The Macron government is opposed to the closure of non-essential workplaces and schools, which contribute to packed public transportation, because such measures would impact the profits of major French corporations.

The authors conclude: “Each week of closure adds to the disaster in progress. It is the future of a profession that is mortgaged, as finished films pile up on distributors’ shelves every week.” To the extent that this is tied to a demand for a reopening of cultural centres, this means that the pandemic cannot be allowed to impact the careers, awards, and incomes of a wealthy layer in the film industry, and the profits of massive media conglomerations from large-scale theatrical releases.

This has nothing to do with the physical or cultural welfare of the 340,000 film-industry workers or 250,000 uncontracted performers and artists in the country. Moreover, the reopening of cultural venues would lead to an increase in COVID-19 deaths, and to a further delay in the period until the virus is controlled so cultural venues can be safely opened. The poorest members of society would make up the majority of the victims.

The demand for the reopening of cinemas is also absurd from any economic perspective other than the short-term profit motives of the large production and distribution companies. It would not be sufficient to save independent cinemas, theatres, or museums from ruin, and would not lead to a significant increase in the income of small and independent artists. In June, when the pandemic was at its lowest point, many cultural venues performed to less than half-capacity, operating at a loss throughout the period. Now that the virus is much more widespread, attendance would be even lower.

Opposition to the irresponsible reopening campaign does not imply any indifference to the decimation of the arts and cultural sector, resulting from decades of funding cuts and exacerbated by the pandemic. Access to art and culture is a basic social right of the working class in France and internationally. It cannot be subordinated to the profit interests of giant media and distribution conglomerations and their shareholders.

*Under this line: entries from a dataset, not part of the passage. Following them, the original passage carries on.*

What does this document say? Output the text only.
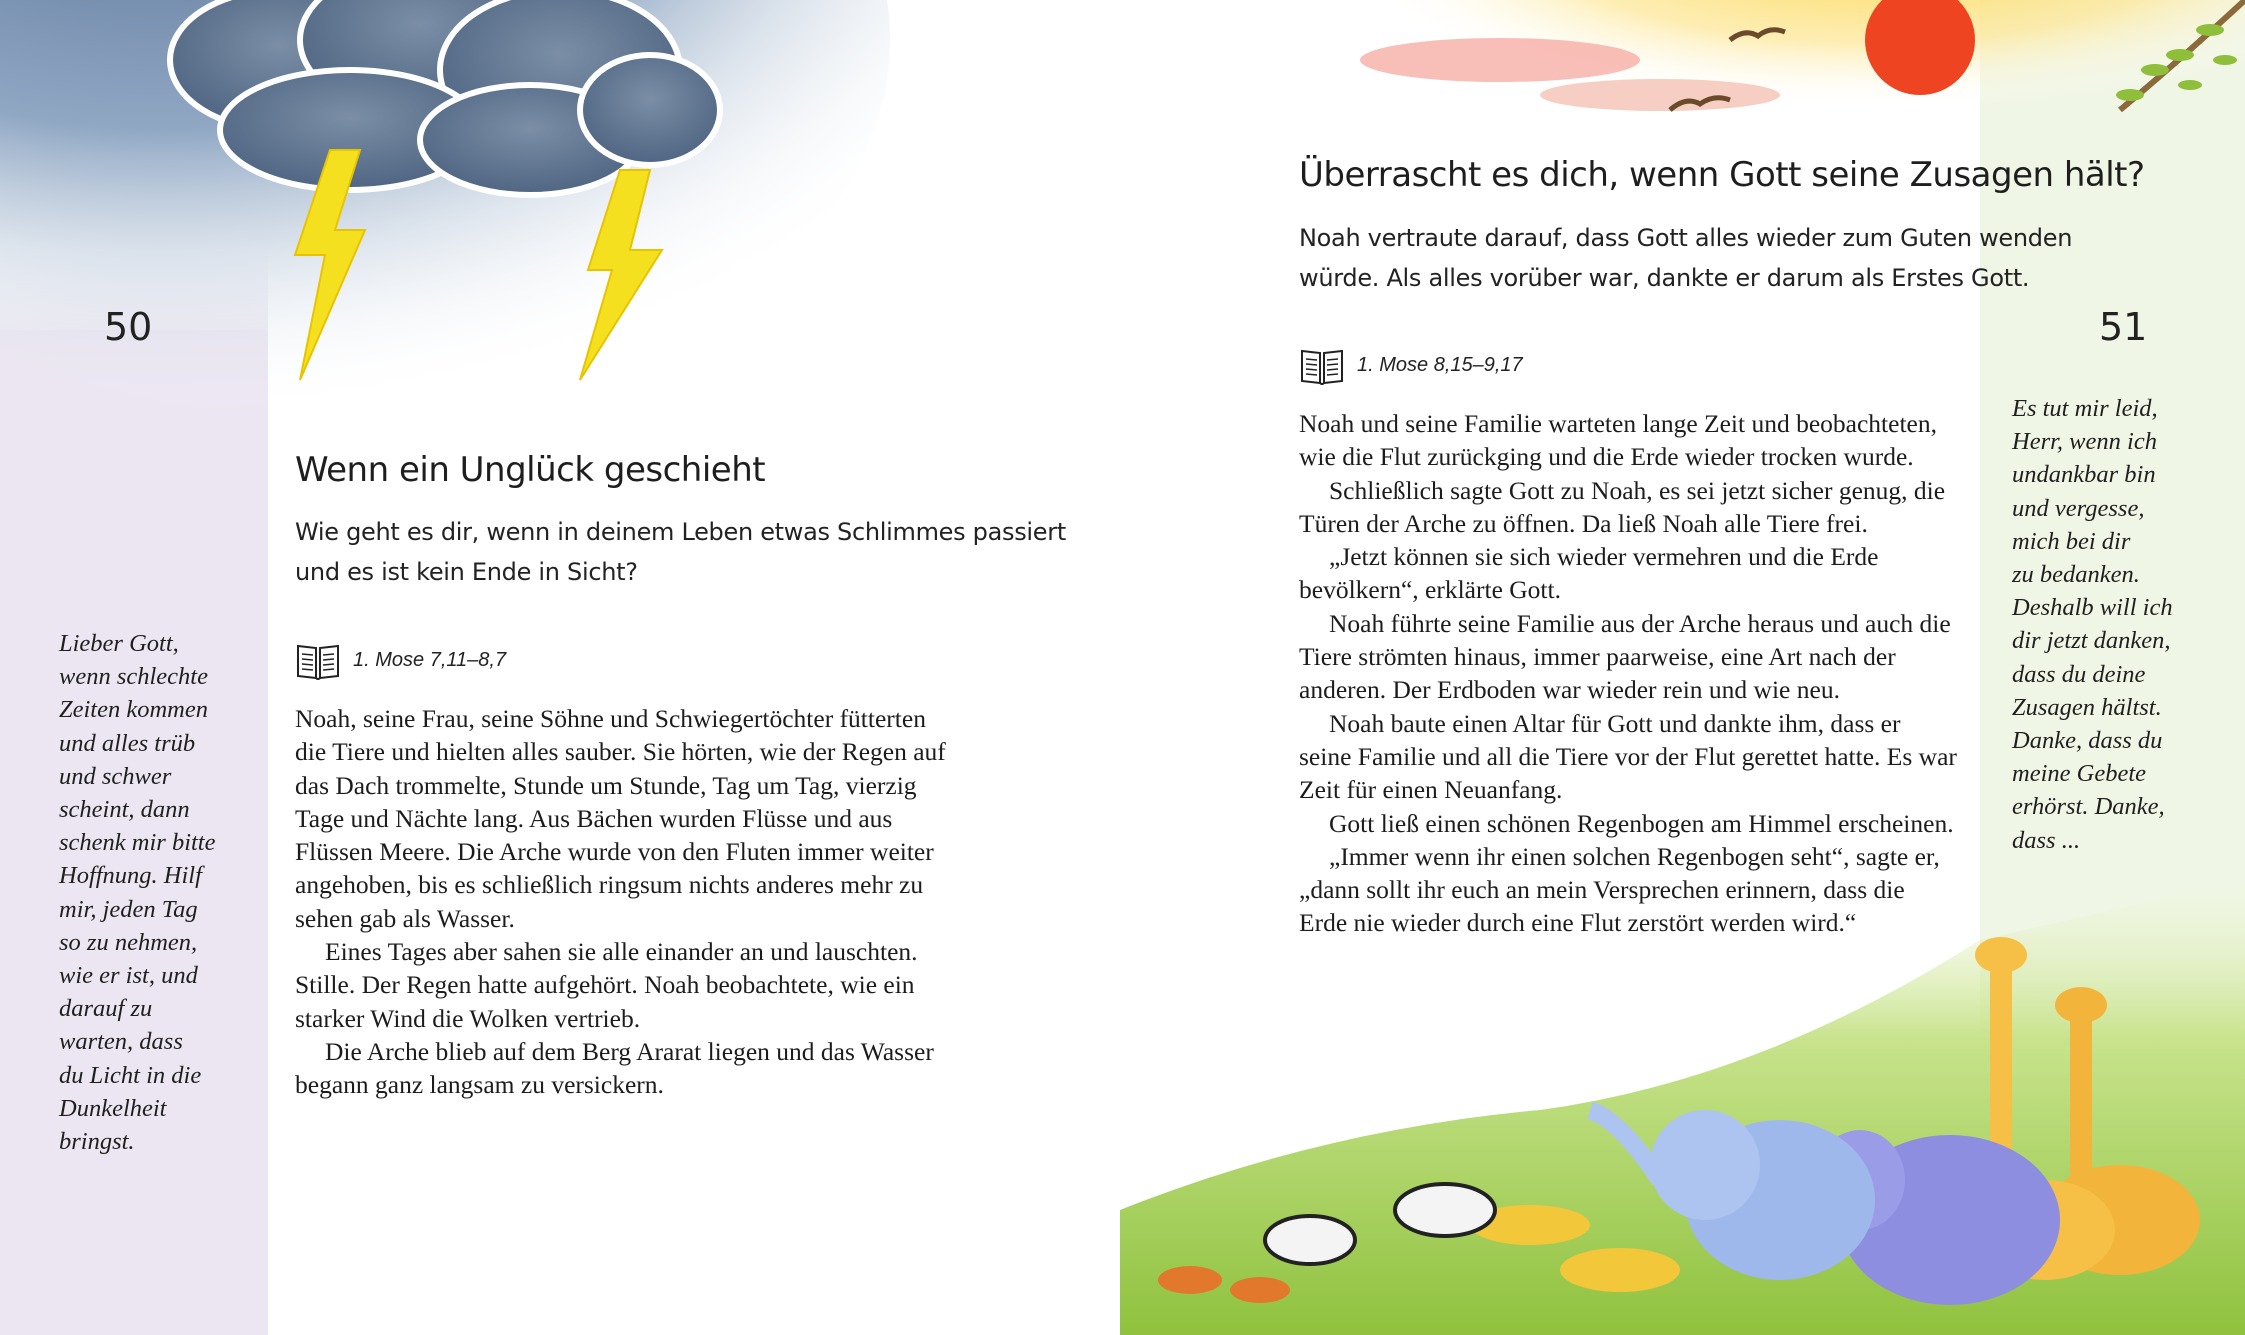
50
Wenn ein Unglück geschieht
Wie geht es dir, wenn in deinem Leben etwas Schlimmes passiert
und es ist kein Ende in Sicht?
1. Mose 7,11–8,7

Noah, seine Frau, seine Söhne und Schwiegertöchter fütterten die Tiere und hielten alles sauber. Sie hörten, wie der Regen auf das Dach trommelte, Stunde um Stunde, Tag um Tag, vierzig Tage und Nächte lang. Aus Bächen wurden Flüsse und aus Flüssen Meere. Die Arche wurde von den Fluten immer weiter angehoben, bis es schließlich ringsum nichts anderes mehr zu sehen gab als Wasser.

Eines Tages aber sahen sie alle einander an und lauschten. Stille. Der Regen hatte aufgehört. Noah beobachtete, wie ein starker Wind die Wolken vertrieb.

Die Arche blieb auf dem Berg Ararat liegen und das Wasser begann ganz langsam zu versickern.

Lieber Gott,
wenn schlechte
Zeiten kommen
und alles trüb
und schwer
scheint, dann
schenk mir bitte
Hoffnung. Hilf
mir, jeden Tag
so zu nehmen,
wie er ist, und
darauf zu
warten, dass
du Licht in die
Dunkelheit
bringst.
51
Überrascht es dich, wenn Gott seine Zusagen hält?
Noah vertraute darauf, dass Gott alles wieder zum Guten wenden
würde. Als alles vorüber war, dankte er darum als Erstes Gott.
1. Mose 8,15–9,17

Noah und seine Familie warteten lange Zeit und beobachteten, wie die Flut zurückging und die Erde wieder trocken wurde.

Schließlich sagte Gott zu Noah, es sei jetzt sicher genug, die Türen der Arche zu öffnen. Da ließ Noah alle Tiere frei.

„Jetzt können sie sich wieder vermehren und die Erde bevölkern“, erklärte Gott.

Noah führte seine Familie aus der Arche heraus und auch die Tiere strömten hinaus, immer paarweise, eine Art nach der anderen. Der Erdboden war wieder rein und wie neu.

Noah baute einen Altar für Gott und dankte ihm, dass er seine Familie und all die Tiere vor der Flut gerettet hatte. Es war Zeit für einen Neuanfang.

Gott ließ einen schönen Regenbogen am Himmel erscheinen.

„Immer wenn ihr einen solchen Regenbogen seht“, sagte er, „dann sollt ihr euch an mein Versprechen erinnern, dass die Erde nie wieder durch eine Flut zerstört werden wird.“

Es tut mir leid,
Herr, wenn ich
undankbar bin
und vergesse,
mich bei dir
zu bedanken.
Deshalb will ich
dir jetzt danken,
dass du deine
Zusagen hältst.
Danke, dass du
meine Gebete
erhörst. Danke,
dass ...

A socially progressive response to the crisis in the arts would include the demand for massive investment in the cultural sector, for the free distribution of films and other online cultural exhibitions that can be displayed under conditions of social isolation, and massive support for artists, so that they can continue to produce when the pandemic has been stopped.

This must be implemented as part of a lockdown policy, involving the provision of a living wage to everyone, the closure of schools and non-essential workplaces, so that the population can shelter at home until the vaccines can be distributed. The resources exist for such policies, but they are monopolised by a corporate and financial oligarchy.

The defence of art and culture is indissolubly connected to the development of a new revolutionary movement in the working class internationally in defence of all social rights, for social equality and socialism. Serious artists should consciously oppose the campaign for a reopening and orient themselves toward this progressive international social force.